Além disso, esse ímpeto institucional não mostra sinais de desaceleração em breve, com Alicia Kao, da KuCoin, observando que a participação de fundos de hedge em ativos digitais aumentou significativamente, com “47% dos fundos de hedge tradicionais agora expostos a ativos digitais, acima dos 29% em 2023”.

Um futuro em duas frentes para o Bitcoin?

Os comentários controversos de Saylor podem prenunciar uma evolução do Bitcoin para um sistema de duas camadas, com Wan sugerindo que poderíamos ver uma bifurcação evolutiva, na qual ecossistemas institucionais e de auto-soberania coexistam na rede Bitcoin.

“Grandes detentores e corporações podem preferir a custódia institucional, enquanto indivíduos e aqueles que valorizam a auto-soberania tendem a soluções de auto-custódia.”

Ian Lee, chefe de operações da exchange de futuros cripto Flipster, disse ao Cointelegraph que, embora a custódia institucional possa ser uma preocupação para a descentralização, não representa uma ameaça direta.

“As pessoas ainda têm a opção de auto-custódia, então a custódia institucional é mais sobre oferecer outra escolha, e não substituir a descentralização. Embora o Bitcoin tenha sido fortemente associado à descentralização, agora é mais frequentemente visto como um veículo de investimento, com menos ênfase em suas raízes descentralizadas”, acrescentou.

Fundamentos do Bitcoin preservados

À medida que a indústria cripto continua a amadurecer, a tensão entre a adoção institucional e os princípios de descentralização provavelmente persistirá.

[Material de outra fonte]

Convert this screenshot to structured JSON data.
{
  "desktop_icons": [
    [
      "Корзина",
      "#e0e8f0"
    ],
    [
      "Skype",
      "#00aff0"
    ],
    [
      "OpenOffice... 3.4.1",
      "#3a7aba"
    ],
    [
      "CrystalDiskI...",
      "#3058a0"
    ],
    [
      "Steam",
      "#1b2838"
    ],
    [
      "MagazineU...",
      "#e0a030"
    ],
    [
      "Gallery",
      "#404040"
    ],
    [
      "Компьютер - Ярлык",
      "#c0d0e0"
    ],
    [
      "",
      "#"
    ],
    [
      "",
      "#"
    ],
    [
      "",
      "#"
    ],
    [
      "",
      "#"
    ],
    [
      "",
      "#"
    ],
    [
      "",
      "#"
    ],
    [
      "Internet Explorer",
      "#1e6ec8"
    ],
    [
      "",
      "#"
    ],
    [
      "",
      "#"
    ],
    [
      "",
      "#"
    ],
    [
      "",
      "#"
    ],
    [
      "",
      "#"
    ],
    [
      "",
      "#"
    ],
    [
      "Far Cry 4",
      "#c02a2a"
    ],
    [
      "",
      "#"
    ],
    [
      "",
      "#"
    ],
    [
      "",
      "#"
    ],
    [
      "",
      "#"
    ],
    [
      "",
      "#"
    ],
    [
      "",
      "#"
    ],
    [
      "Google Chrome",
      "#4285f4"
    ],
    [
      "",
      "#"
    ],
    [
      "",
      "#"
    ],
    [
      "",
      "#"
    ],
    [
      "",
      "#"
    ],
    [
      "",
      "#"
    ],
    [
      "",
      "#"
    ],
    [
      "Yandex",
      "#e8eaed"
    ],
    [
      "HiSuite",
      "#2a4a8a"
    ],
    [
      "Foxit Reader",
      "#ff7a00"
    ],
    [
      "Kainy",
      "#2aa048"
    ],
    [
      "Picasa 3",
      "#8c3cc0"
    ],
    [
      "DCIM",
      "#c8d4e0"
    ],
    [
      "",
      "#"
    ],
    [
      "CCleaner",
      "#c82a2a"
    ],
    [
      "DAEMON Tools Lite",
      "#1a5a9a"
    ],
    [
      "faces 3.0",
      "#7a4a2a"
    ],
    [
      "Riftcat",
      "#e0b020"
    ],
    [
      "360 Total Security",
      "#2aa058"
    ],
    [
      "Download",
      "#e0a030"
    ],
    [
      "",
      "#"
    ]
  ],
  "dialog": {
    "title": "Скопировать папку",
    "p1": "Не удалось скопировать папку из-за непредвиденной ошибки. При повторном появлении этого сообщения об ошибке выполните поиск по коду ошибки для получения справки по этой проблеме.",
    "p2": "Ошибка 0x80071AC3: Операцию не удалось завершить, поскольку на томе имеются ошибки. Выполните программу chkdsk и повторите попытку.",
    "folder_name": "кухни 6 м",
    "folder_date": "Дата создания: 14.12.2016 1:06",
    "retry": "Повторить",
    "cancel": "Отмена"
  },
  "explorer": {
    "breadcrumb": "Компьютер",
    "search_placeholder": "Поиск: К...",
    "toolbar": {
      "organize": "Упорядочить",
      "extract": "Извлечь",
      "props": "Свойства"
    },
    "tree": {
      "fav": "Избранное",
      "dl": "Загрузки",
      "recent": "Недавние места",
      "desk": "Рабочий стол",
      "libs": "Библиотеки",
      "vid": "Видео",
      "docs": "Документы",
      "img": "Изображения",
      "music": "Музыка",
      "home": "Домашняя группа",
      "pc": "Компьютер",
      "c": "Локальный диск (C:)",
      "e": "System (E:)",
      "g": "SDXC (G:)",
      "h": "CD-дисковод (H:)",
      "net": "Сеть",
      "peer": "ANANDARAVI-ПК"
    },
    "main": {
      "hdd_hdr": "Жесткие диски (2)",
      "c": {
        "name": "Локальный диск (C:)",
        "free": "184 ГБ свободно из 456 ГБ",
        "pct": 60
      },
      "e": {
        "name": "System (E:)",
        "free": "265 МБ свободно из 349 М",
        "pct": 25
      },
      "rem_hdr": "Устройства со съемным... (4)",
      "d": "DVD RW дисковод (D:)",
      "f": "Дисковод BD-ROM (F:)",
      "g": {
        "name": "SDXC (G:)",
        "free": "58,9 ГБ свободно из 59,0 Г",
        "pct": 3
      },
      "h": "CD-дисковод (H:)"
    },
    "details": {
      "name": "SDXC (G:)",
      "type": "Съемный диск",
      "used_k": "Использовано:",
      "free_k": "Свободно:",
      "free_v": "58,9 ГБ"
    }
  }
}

Holiday diz que, ao olhar o Bitcoin apenas como um ativo financeiro, pode haver a ameaça de co-optação pelas finanças tradicionais, mas, como um protocolo descentralizado ou substrato de desenvolvimento Web3, o Bitcoin permanece completamente seguro.

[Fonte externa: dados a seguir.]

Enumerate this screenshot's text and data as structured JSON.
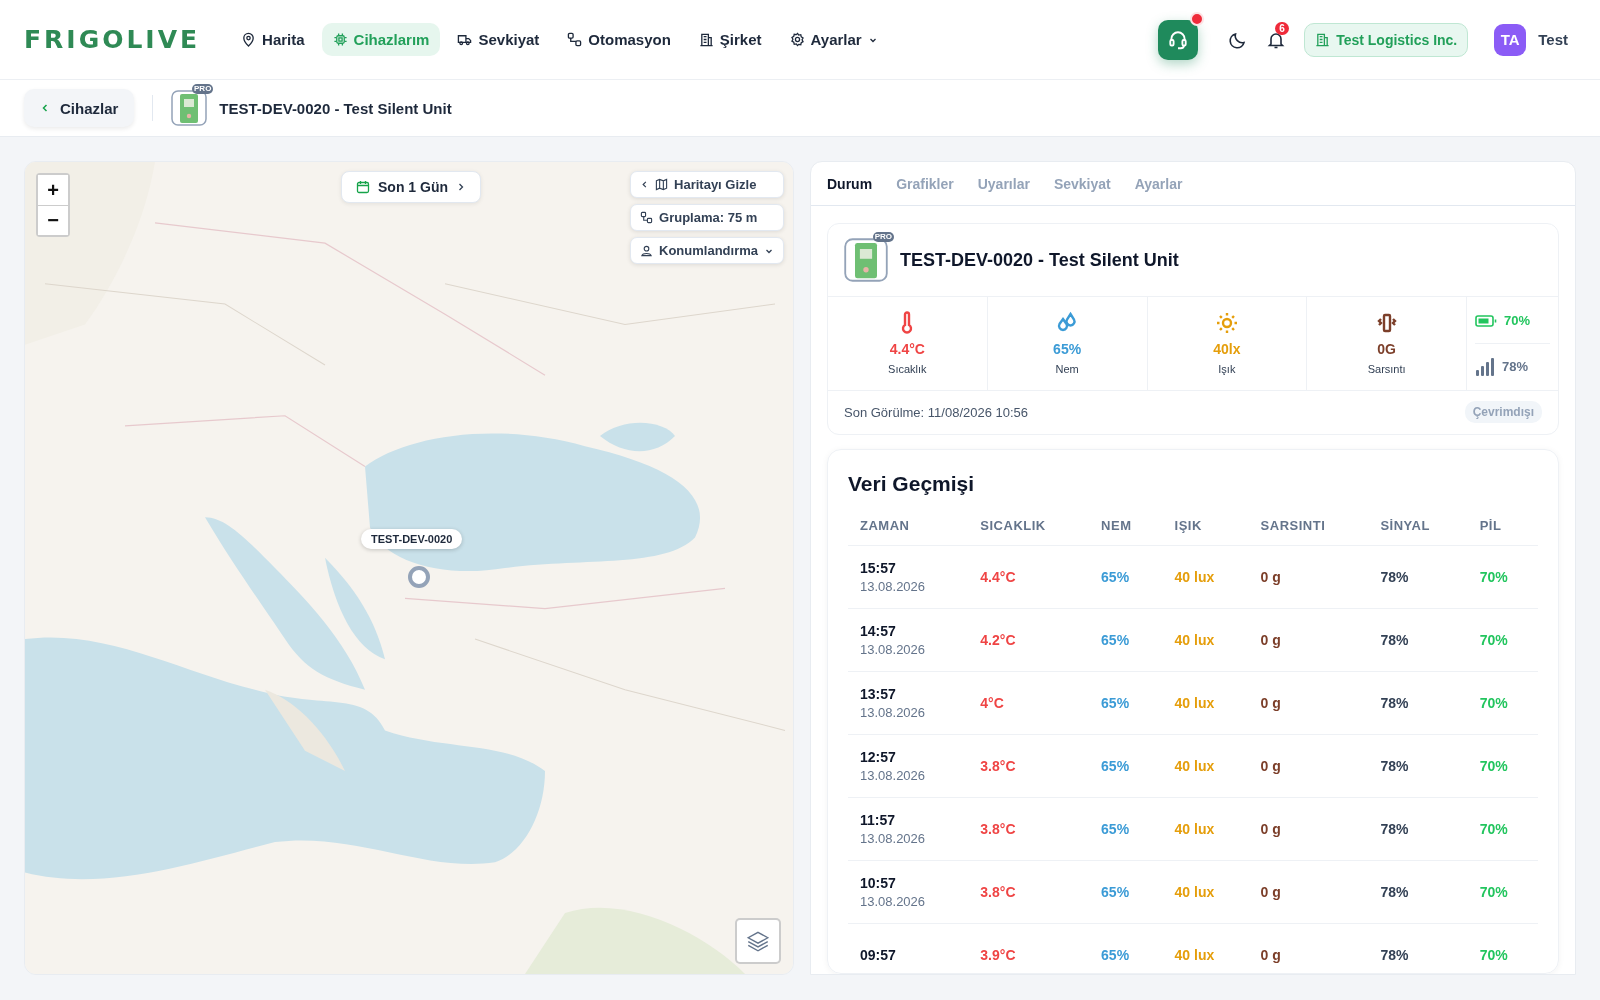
{
  "brand": "FRIGOLIVE",
  "nav": [
    {
      "label": "Harita",
      "kind": "map",
      "selected": false
    },
    {
      "label": "Cihazlarım",
      "kind": "devices",
      "selected": true
    },
    {
      "label": "Sevkiyat",
      "kind": "shipments",
      "selected": false
    },
    {
      "label": "Otomasyon",
      "kind": "automation",
      "selected": false
    },
    {
      "label": "Şirket",
      "kind": "company",
      "selected": false
    },
    {
      "label": "Ayarlar",
      "kind": "settings",
      "selected": false,
      "dropdown": true
    }
  ],
  "support": {
    "unread": true
  },
  "notifications": {
    "count": "6"
  },
  "company": "Test Logistics Inc.",
  "user": {
    "initials": "TA",
    "name": "Test"
  },
  "breadcrumb": {
    "back": "Cihazlar",
    "badge": "PRO",
    "title": "TEST-DEV-0020 - Test Silent Unit"
  },
  "map": {
    "zoom_in": "+",
    "zoom_out": "−",
    "range": "Son 1 Gün",
    "hide": "Haritayı Gizle",
    "grouping": "Gruplama: 75 m",
    "positioning": "Konumlandırma",
    "marker": "TEST-DEV-0020"
  },
  "tabs": [
    {
      "label": "Durum",
      "selected": true
    },
    {
      "label": "Grafikler",
      "selected": false
    },
    {
      "label": "Uyarılar",
      "selected": false
    },
    {
      "label": "Sevkiyat",
      "selected": false
    },
    {
      "label": "Ayarlar",
      "selected": false
    }
  ],
  "device": {
    "badge": "PRO",
    "title": "TEST-DEV-0020 - Test Silent Unit",
    "metrics": [
      {
        "kind": "temp",
        "value": "4.4°C",
        "label": "Sıcaklık",
        "color": "#ef4444"
      },
      {
        "kind": "humidity",
        "value": "65%",
        "label": "Nem",
        "color": "#3b9bd6"
      },
      {
        "kind": "light",
        "value": "40lx",
        "label": "Işık",
        "color": "#e59e0b"
      },
      {
        "kind": "shock",
        "value": "0G",
        "label": "Sarsıntı",
        "color": "#7c3f2a"
      }
    ],
    "battery": "70%",
    "signal": "78%",
    "last_seen": "Son Görülme: 11/08/2026 10:56",
    "status": "Çevrimdışı",
    "online": false
  },
  "history": {
    "title": "Veri Geçmişi",
    "columns": [
      "ZAMAN",
      "SICAKLIK",
      "NEM",
      "IŞIK",
      "SARSINTI",
      "SİNYAL",
      "PİL"
    ],
    "rows": [
      {
        "time": "15:57",
        "date": "13.08.2026",
        "temp": "4.4°C",
        "hum": "65%",
        "light": "40 lux",
        "shock": "0 g",
        "signal": "78%",
        "battery": "70%"
      },
      {
        "time": "14:57",
        "date": "13.08.2026",
        "temp": "4.2°C",
        "hum": "65%",
        "light": "40 lux",
        "shock": "0 g",
        "signal": "78%",
        "battery": "70%"
      },
      {
        "time": "13:57",
        "date": "13.08.2026",
        "temp": "4°C",
        "hum": "65%",
        "light": "40 lux",
        "shock": "0 g",
        "signal": "78%",
        "battery": "70%"
      },
      {
        "time": "12:57",
        "date": "13.08.2026",
        "temp": "3.8°C",
        "hum": "65%",
        "light": "40 lux",
        "shock": "0 g",
        "signal": "78%",
        "battery": "70%"
      },
      {
        "time": "11:57",
        "date": "13.08.2026",
        "temp": "3.8°C",
        "hum": "65%",
        "light": "40 lux",
        "shock": "0 g",
        "signal": "78%",
        "battery": "70%"
      },
      {
        "time": "10:57",
        "date": "13.08.2026",
        "temp": "3.8°C",
        "hum": "65%",
        "light": "40 lux",
        "shock": "0 g",
        "signal": "78%",
        "battery": "70%"
      },
      {
        "time": "09:57",
        "temp": "3.9°C",
        "hum": "65%",
        "light": "40 lux",
        "shock": "0 g",
        "signal": "78%",
        "battery": "70%"
      }
    ]
  }
}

Chow, por outro lado, afirmou que a natureza permissiva da tecnologia permite que ambas as abordagens coexistam, acrescentando: “Nenhuma comunidade ‘Bitcoin OG’ pode impedir as massas de entrar e comprar Bitcoin. As pessoas escolherão o método de custódia com o qual se sentem confortáveis, e ninguém pode impedir isso”.

O desafio nesse contexto é preservar a opção de auto-custódia mesmo com o crescimento do envolvimento institucional — garantindo que o Bitcoin permaneça fiel à sua visão original enquanto se adapta à adoção mainstream.

Para concluir, o recuo de Saylor demonstra não apenas uma mudança pessoal, mas um reconhecimento mais amplo de que o futuro do Bitcoin pode depender de encontrar um equilíbrio entre suas raízes revolucionárias e seu papel evolutivo no sistema financeiro global.